One night in class I brought up this idea of being a combination of demanding and compassionate with yourself when learning something new. If you want to become an excellent practitioner of something (and that is a worthy goal), then you are going to need to call on yourself to do something you can’t yet do and keep asking for the yet-unreachable again and again.
When embarking on a program to train myself to do 100 pushups in one minute I found myself facing some training days with goals that were absolutely beyond my reach. These could have been completely demoralizing for me but instead I chose to find them enjoyable and even kind of funny. There’s something sadistically humorous about feeling completely exhausted, having just finished 75 pushups over 4 sets, and having a little iPhone program tell you its time to do another 25. You know when you set out onto pushup 5, and your arms are wiggling like Jello, that you’re not even going to make it half way.

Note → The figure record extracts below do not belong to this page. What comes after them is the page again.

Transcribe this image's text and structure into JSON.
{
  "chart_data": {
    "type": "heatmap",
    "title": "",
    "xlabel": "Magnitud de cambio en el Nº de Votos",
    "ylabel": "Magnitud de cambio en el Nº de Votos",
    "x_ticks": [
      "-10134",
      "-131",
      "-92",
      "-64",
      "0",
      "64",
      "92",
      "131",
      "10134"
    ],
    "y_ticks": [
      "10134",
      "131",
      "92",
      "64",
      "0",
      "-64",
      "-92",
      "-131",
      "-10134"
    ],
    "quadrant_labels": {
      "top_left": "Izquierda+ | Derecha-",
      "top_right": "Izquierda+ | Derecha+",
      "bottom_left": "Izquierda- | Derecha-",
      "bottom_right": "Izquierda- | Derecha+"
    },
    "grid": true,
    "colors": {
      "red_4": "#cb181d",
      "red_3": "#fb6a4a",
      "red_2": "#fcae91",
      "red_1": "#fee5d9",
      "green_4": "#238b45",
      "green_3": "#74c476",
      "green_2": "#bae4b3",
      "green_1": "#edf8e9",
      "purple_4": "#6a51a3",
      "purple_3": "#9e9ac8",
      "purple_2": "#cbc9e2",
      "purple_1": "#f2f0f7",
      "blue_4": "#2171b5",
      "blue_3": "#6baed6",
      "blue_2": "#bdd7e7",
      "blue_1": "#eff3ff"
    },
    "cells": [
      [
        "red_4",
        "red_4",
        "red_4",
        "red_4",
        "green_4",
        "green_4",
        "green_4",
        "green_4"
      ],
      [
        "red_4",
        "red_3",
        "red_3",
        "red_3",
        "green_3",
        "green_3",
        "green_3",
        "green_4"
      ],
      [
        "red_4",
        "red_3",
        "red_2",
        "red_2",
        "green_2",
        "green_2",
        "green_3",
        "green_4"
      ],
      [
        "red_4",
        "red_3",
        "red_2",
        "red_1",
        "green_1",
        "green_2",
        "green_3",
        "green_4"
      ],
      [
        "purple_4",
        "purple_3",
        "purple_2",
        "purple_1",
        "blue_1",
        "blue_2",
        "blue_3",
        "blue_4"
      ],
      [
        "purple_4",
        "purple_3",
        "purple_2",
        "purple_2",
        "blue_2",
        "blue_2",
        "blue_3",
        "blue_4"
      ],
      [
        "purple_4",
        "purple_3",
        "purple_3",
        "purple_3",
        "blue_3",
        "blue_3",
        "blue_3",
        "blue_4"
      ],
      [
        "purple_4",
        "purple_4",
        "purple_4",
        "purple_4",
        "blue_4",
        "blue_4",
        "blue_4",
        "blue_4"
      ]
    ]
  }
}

Yet its super important, if I’m ever going to make it past that 25 in the future, that I do every damn pushup I can till I fall on my face. I want my body to give up, not my mind. So I set out onto pushup 6, and then pushup 7 grunting like a man in pain. Then a quarter of the way through pushup 8 I completely collapse and immediately erupt into laughter. It’s amusing how tough this program is and that I’m enjoying it none the less. The goal being as daunting as it is seems almost ridiculous but I’m in it for the journey AND the destination. I’m compassionate with myself and I’m not in a hurry. That gives me room to make demands on myself that I know I have to work toward, keep asking for. It also allows me to savour the fact that I can barely lift my arms over my head to change my shirt 5 minutes later.
So set far-reaching goals and then enjoy every little step. In your posture ask yourself to go deeper, lunge longer, extend further, make one more cut. Work within your limits but also push the boundaries, then enjoy the process and be compassionate the whole way along.